A Nature Index analysis

India’s high-quality research output in a global context

Figure 3 R&D expenditure and overall output in the Nature Index 2014 | India’s R&D spending as a percentage of its GDP is relatively low compared to other nations with a similar output in the Nature Index 2014.

India’s marked growth sets it apart from the comparator countries considered in this study. Of these countries, only Russia experienced a similar increase in growth rate, although its weighted fractional count (WFC) is less than half of India’s (Fig. 3). The Nature Index highlights India’s historic love affair with chemistry — mirroring a strong propensity towards the discipline across Asia — and the physical sciences.

Figure 4 Indian institutions are highly ranked in Chemistry | This graph shows Indian institutions in the context of a selection of well-recognized global institutions in the field of chemistry. Indian institutions are rubbing shoulders with many global leaders in the Nature Index. Global institutional ranks are for chemistry WFC output in the Nature Index for 2014. Full size image (157 KB)

In chemistry, India’s top institutions are competitive with those in Europe, the USA and Asia, and stand up to be counted among the world’s top ranks (Fig. 4). India is ninth (WFC = 448.9) in the index global ranking for Chemistry (Fig. 5). Not surprisingly, the top-ten journals where Indian scientists publish are all in chemistry and the physical sciences, with 50 per cent of India’s overall Nature Index output coming from chemistry alone (Fig. 6).

Figure 5 Global Top 30 in the Nature Index 2014 | India’s position at number 13 in the world puts it among the global leaders in producing high-quality science. Full size image (25 KB)

Between 2012 and 2014, Indian chemistry research increased particularly rapidly, with the country’s chemistry-specific WFC growing by almost 100 over the course of three years with a compound annual growth rate of 8.6 per cent. This is the largest increase among the comparator countries considered here.

Indian institutions compare very favourably on a global level in chemistry, producing more output in the Nature Index during 2014 than some of the world’s top institutions in Asia, Europe and North America (Fig. 4). In particular, the Indian Institutes of Technology are among the world’s top institutions in chemistry (ranked 24th globally in 2014), rubbing shoulders with world class centres such as the University of Cambridge (at 20) and Osaka University (at 25).

Overall, Asia’s traditional strength in the physical sciences and chemistry reflects a regional pattern — besides India, other Asian nations such as Singapore, Taiwan and South Korea show a great focus on these subject areas. However, these countries show greater engagement in the life sciences than India. Russia as a traditional stronghold in the physical sciences is continuing to produce most of its output in this discipline (Fig. 6).

Figure 6 Relative subject area focus | Indian research published in the Nature Index in 2014 is focused on chemistry and the physical sciences relative to its overall output.
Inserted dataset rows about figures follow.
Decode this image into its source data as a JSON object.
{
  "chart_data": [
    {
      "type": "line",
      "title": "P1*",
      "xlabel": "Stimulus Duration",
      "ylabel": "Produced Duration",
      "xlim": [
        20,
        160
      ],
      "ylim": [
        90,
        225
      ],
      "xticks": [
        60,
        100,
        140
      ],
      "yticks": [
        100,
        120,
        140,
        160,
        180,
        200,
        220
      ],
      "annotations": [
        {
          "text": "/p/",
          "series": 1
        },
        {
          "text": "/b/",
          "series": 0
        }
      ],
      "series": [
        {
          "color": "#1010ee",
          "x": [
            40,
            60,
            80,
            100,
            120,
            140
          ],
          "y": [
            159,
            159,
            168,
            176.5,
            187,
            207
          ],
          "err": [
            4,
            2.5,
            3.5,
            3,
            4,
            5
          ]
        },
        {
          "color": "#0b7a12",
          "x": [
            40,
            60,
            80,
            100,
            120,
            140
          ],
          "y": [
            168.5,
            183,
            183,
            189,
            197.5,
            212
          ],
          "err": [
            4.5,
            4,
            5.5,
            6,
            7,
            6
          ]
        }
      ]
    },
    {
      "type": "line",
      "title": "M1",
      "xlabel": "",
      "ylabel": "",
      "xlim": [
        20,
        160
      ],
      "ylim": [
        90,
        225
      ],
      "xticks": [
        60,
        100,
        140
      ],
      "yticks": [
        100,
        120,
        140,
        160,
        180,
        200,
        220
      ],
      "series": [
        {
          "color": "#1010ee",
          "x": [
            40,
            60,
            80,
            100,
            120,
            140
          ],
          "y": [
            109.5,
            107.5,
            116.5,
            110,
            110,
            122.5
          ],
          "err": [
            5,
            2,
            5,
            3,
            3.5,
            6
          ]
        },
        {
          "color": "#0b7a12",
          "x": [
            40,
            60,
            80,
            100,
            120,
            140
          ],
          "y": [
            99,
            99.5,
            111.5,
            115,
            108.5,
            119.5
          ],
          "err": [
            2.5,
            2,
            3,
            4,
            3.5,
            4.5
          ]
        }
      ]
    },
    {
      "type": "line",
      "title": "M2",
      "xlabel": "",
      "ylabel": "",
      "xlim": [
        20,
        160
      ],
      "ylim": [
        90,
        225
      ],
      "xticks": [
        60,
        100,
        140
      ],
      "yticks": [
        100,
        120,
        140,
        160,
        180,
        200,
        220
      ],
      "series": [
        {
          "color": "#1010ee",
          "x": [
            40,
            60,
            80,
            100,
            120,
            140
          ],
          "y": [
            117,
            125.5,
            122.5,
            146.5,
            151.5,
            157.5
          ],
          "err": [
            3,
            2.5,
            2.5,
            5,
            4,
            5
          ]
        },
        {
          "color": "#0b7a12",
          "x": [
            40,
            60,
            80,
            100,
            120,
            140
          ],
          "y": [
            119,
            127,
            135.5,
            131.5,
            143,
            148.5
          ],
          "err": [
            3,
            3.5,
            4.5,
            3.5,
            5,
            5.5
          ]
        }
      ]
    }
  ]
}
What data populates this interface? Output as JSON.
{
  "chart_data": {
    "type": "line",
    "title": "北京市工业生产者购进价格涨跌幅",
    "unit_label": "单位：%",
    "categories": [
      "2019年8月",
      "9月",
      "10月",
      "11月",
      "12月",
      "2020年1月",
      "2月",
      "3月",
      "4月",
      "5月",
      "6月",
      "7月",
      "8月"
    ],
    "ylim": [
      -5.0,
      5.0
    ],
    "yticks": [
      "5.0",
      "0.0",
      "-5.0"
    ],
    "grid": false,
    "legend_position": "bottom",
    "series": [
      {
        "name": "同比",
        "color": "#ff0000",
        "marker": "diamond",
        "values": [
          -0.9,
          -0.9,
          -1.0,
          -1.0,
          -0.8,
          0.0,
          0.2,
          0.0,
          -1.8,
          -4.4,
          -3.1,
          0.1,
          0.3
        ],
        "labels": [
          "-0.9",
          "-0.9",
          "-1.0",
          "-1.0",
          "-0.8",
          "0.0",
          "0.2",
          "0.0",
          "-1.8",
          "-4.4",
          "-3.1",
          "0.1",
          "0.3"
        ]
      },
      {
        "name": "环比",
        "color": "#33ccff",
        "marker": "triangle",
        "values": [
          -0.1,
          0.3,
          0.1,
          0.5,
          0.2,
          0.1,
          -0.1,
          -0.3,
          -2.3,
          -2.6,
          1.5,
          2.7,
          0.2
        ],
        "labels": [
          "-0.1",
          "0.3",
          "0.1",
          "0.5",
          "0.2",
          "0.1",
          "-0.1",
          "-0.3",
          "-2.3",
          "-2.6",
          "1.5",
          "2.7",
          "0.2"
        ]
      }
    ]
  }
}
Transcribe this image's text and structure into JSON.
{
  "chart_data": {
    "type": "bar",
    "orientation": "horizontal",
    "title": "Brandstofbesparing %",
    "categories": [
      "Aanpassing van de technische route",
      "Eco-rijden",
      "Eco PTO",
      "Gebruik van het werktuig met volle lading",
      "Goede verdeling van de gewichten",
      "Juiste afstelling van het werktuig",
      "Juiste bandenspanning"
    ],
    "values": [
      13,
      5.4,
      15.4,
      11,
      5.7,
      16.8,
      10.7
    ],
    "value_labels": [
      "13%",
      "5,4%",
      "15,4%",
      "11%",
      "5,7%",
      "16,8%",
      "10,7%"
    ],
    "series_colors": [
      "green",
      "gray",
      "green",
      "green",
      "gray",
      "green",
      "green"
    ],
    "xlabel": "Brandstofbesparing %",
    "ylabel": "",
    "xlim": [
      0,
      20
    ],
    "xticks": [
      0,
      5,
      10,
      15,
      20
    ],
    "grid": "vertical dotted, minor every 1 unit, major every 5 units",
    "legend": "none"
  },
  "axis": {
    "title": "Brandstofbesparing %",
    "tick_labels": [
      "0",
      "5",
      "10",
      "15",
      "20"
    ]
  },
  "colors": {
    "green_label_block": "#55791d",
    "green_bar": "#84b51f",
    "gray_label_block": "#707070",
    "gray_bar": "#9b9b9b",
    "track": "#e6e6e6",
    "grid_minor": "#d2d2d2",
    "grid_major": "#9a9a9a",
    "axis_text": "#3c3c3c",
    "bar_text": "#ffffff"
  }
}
Graph shows the percentage of each country’s overall WFC arising from research in four broad subject areas. Red line is the global average. Note the scale amplifies values below 10 for clarity. Full size image (141 KB)

*Subject areas can overlap, so that the total percentage may exceed 100 per cent.

Italy, by comparison, has a more balanced output. Across the Atlantic, Brazil’s strongest interest is also in the physical sciences, although it also has one of the highest relative Earth and environmental sciences outputs. Of all the countries, Australia is the most balanced, with a slight emphasis on the life sciences.